Camp is going through a period of transformation, there is a new generation of leaders taking over from a long-established team. Many of the new guys have been with Camp for many years, working their way thought the ranks as volunteers and helpers and have arrived at a point where by they can take on more responsibility for the success of Camp. As they take on their new roles they are being instructed, encouraged, allowed to make mistakes and given the space to bring their own style and thinking to proceedings – largely, with positive results. Previous leaders and organisers are remaining as volunteers, almost as if it has a lifecycle of its own.
This year Camp went really well. Yes, there are never enough volunteers, there is never enough money and rarely enough hours in the day, but it was a success if you measure success by the outcome and the experience of the youngsters. Memories were made, lessons were learned and new experiences were well… experienced. But what stood out for me aside from all of this was the fundament principle of why everyone is there; the binding agent that ensures success through transformation. Regardless of the fact that people are exhausted, it can be stressful, loud, relentless and at times just plain nasty, the underpinning reason for its very existence is the enjoyment, safety and engagement of the young people. This trumps ego, politics and anything else that might get in the way of its success.
It is the very embodiment of exactly what organisational culture should be about and in my opinion positive organisational culture will support or underpin transformation in any organisation.
Maybe what prompted me to look deeper at Camp was the fact that I returned to work to learn that Astro was in the top 20 of “SME Cultural Leaders” in the UK as researched by Real Business & Business Advice publications. Naturally, I was delighted, culture is so very important to me in as much as it can be defined as “simply the way we do things around here…” but it was an interesting parallel for me. If everyone in an organisation can be encouraged into thinking in the way that the team at Camp Cando think, given the challenging environment in which they do it, then the world would be a far less complicated and more effective place. Business would remove their self-sabotage imposed obstacles and success would come more readily.

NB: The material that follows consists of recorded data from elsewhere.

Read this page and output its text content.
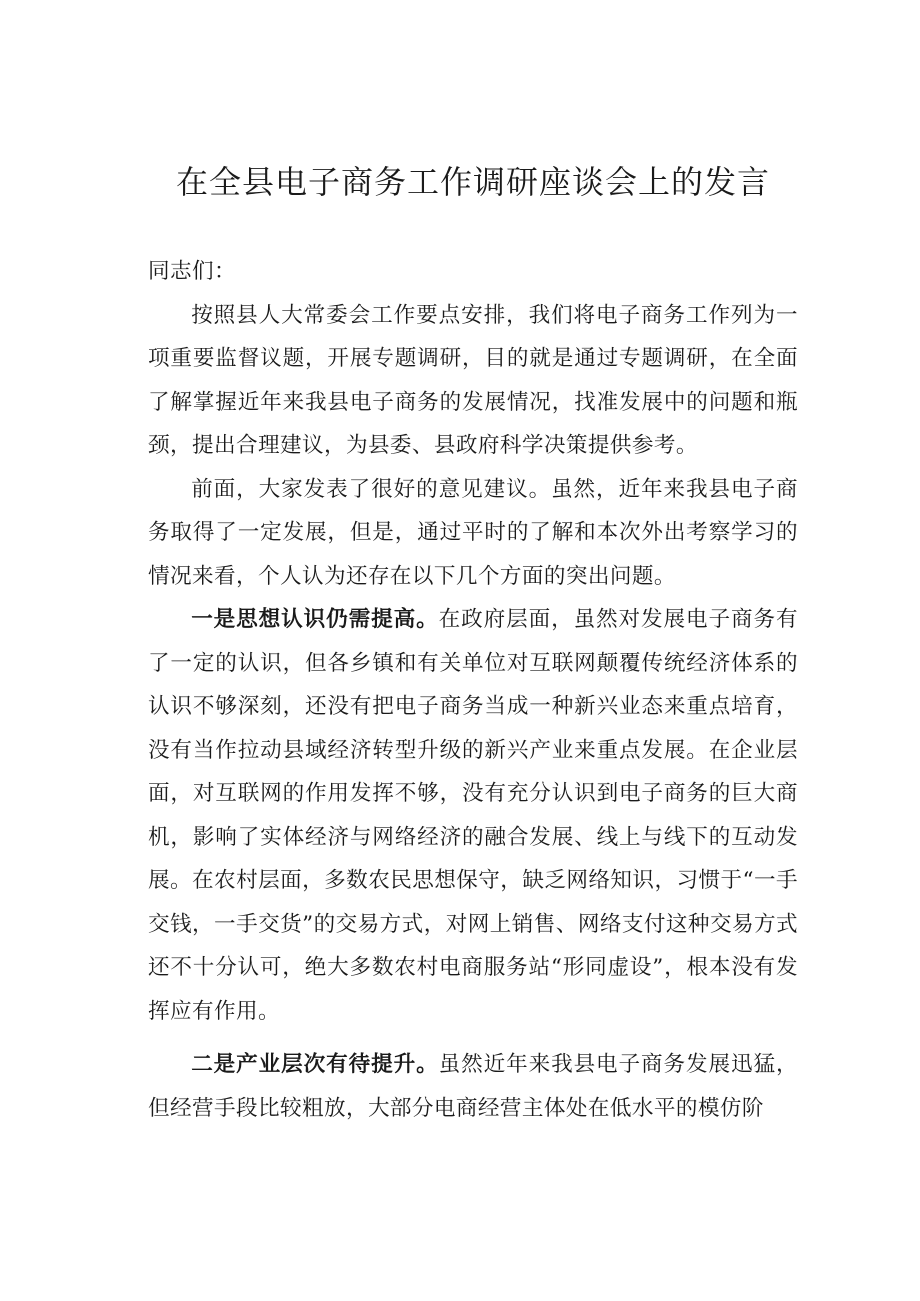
在全县电子商务工作调研座谈会上的发言

同志们：

按照县人大常委会工作要点安排，我们将电子商务工作列为一项重要监督议题，开展专题调研，目的就是通过专题调研，在全面了解掌握近年来我县电子商务的发展情况，找准发展中的问题和瓶颈，提出合理建议，为县委、县政府科学决策提供参考。

前面，大家发表了很好的意见建议。虽然，近年来我县电子商务取得了一定发展，但是，通过平时的了解和本次外出考察学习的情况来看，个人认为还存在以下几个方面的突出问题。

一是思想认识仍需提高。在政府层面，虽然对发展电子商务有了一定的认识，但各乡镇和有关单位对互联网颠覆传统经济体系的认识不够深刻，还没有把电子商务当成一种新兴业态来重点培育，没有当作拉动县域经济转型升级的新兴产业来重点发展。在企业层面，对互联网的作用发挥不够，没有充分认识到电子商务的巨大商机，影响了实体经济与网络经济的融合发展、线上与线下的互动发展。在农村层面，多数农民思想保守，缺乏网络知识，习惯于“一手交钱，一手交货”的交易方式，对网上销售、网络支付这种交易方式还不十分认可，绝大多数农村电商服务站“形同虚设”，根本没有发挥应有作用。

二是产业层次有待提升。虽然近年来我县电子商务发展迅猛，但经营手段比较粗放，大部分电商经营主体处在低水平的模仿阶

I can’t wait to get back to Camp next year. People who volunteer talk about “post Camp blues”, and it is very real. Normality brings with it a world of comfort and quiet unattainable in that week in the woods, but rarely does it provide an opportunity to make such a significant difference to such important young people so directly. I look forward to even more of the Astro team getting involved next year.

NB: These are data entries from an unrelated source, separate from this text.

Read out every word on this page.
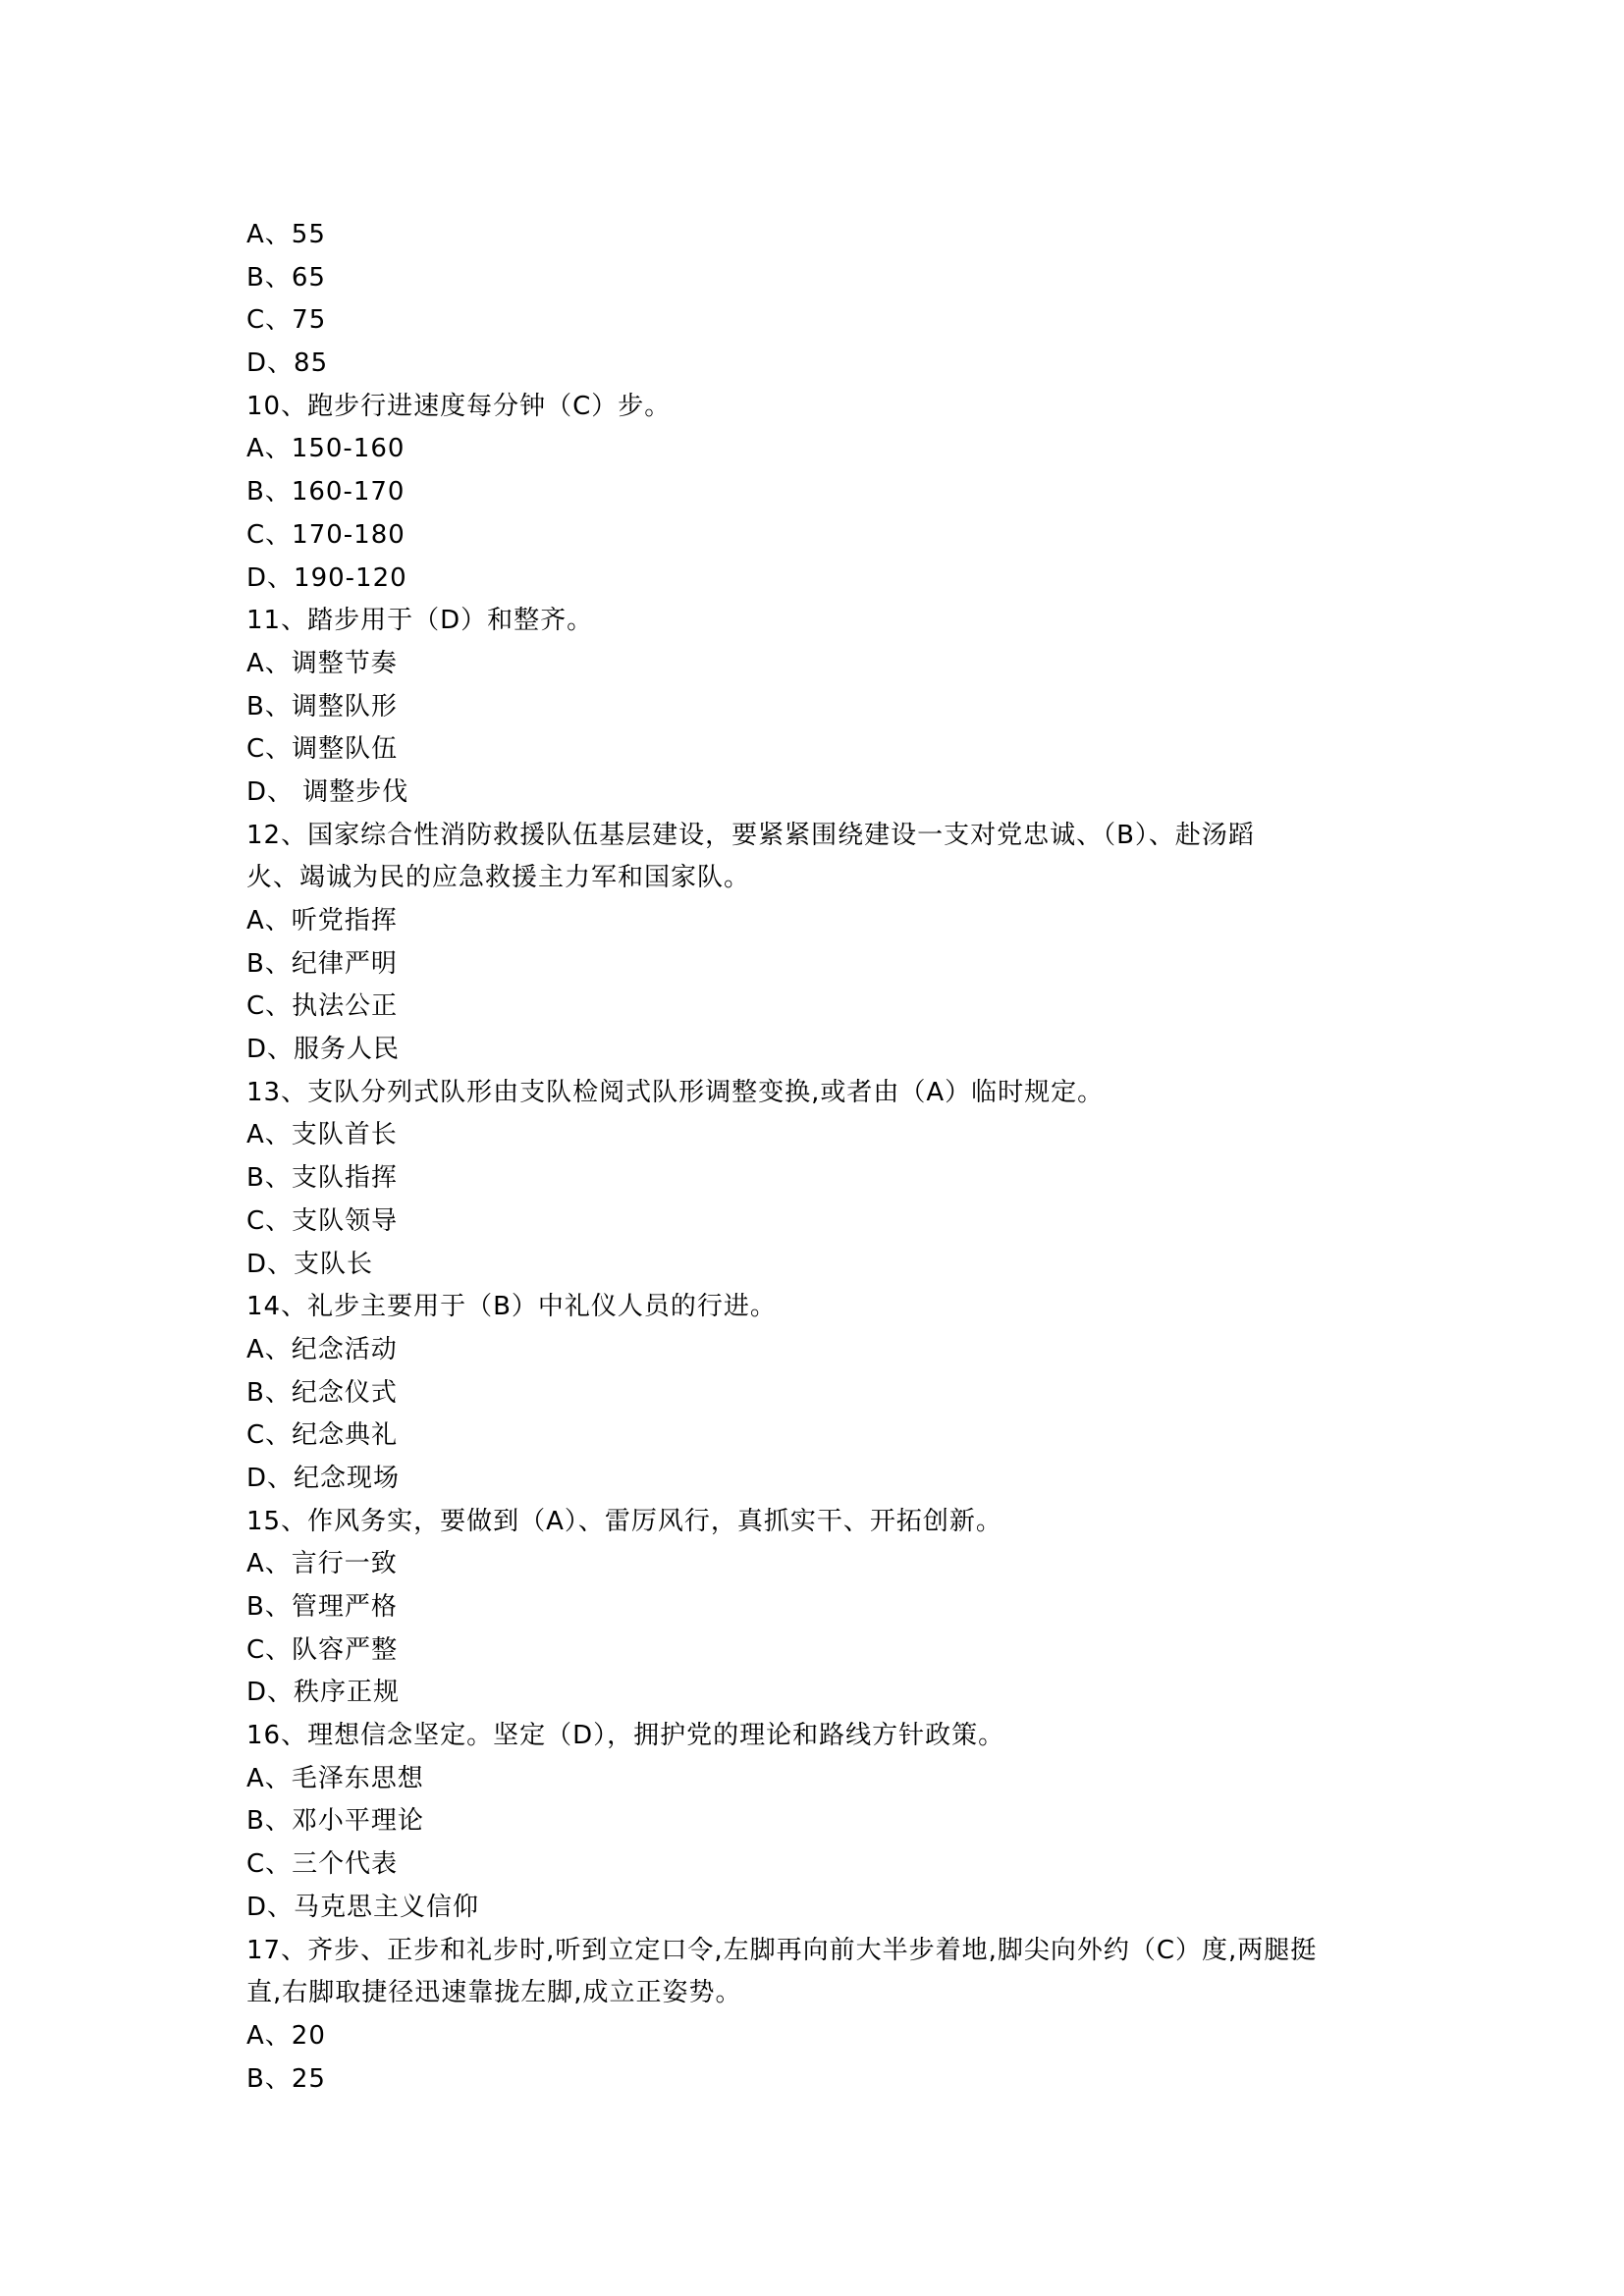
A、55
B、65
C、75
D、85
10、跑步行进速度每分钟（C）步。
A、150-160
B、160-170
C、170-180
D、190-120
11、踏步用于（D）和整齐。
A、调整节奏
B、调整队形
C、调整队伍
D、 调整步伐
12、国家综合性消防救援队伍基层建设，要紧紧围绕建设一支对党忠诚、（B）、赴汤蹈
火、竭诚为民的应急救援主力军和国家队。
A、听党指挥
B、纪律严明
C、执法公正
D、服务人民
13、支队分列式队形由支队检阅式队形调整变换,或者由（A）临时规定。
A、支队首长
B、支队指挥
C、支队领导
D、支队长
14、礼步主要用于（B）中礼仪人员的行进。
A、纪念活动
B、纪念仪式
C、纪念典礼
D、纪念现场
15、作风务实，要做到（A）、雷厉风行，真抓实干、开拓创新。
A、言行一致
B、管理严格
C、队容严整
D、秩序正规
16、理想信念坚定。坚定（D），拥护党的理论和路线方针政策。
A、毛泽东思想
B、邓小平理论
C、三个代表
D、马克思主义信仰
17、齐步、正步和礼步时,听到立定口令,左脚再向前大半步着地,脚尖向外约（C）度,两腿挺
直,右脚取捷径迅速靠拢左脚,成立正姿势。
A、20
B、25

I will take from Camp some bruises, some very fond memories and some valuable lessons, but many of those children, parents and carers will have benefited from something far more fundamental than all that.
About Camp Cando
Camp Cando is a grass roots voluntary organisation for young people with a complexity of special and behavioural needs. Every year we give a group of young people the opportunity to spend a life enhancing and fun week away from home in the summer. Our team of helpers ensure an excellent standard of care and attention to meet the campers’ individual needs. The week provides well deserved respite for the parents and carers and family members of these amazing teenagers.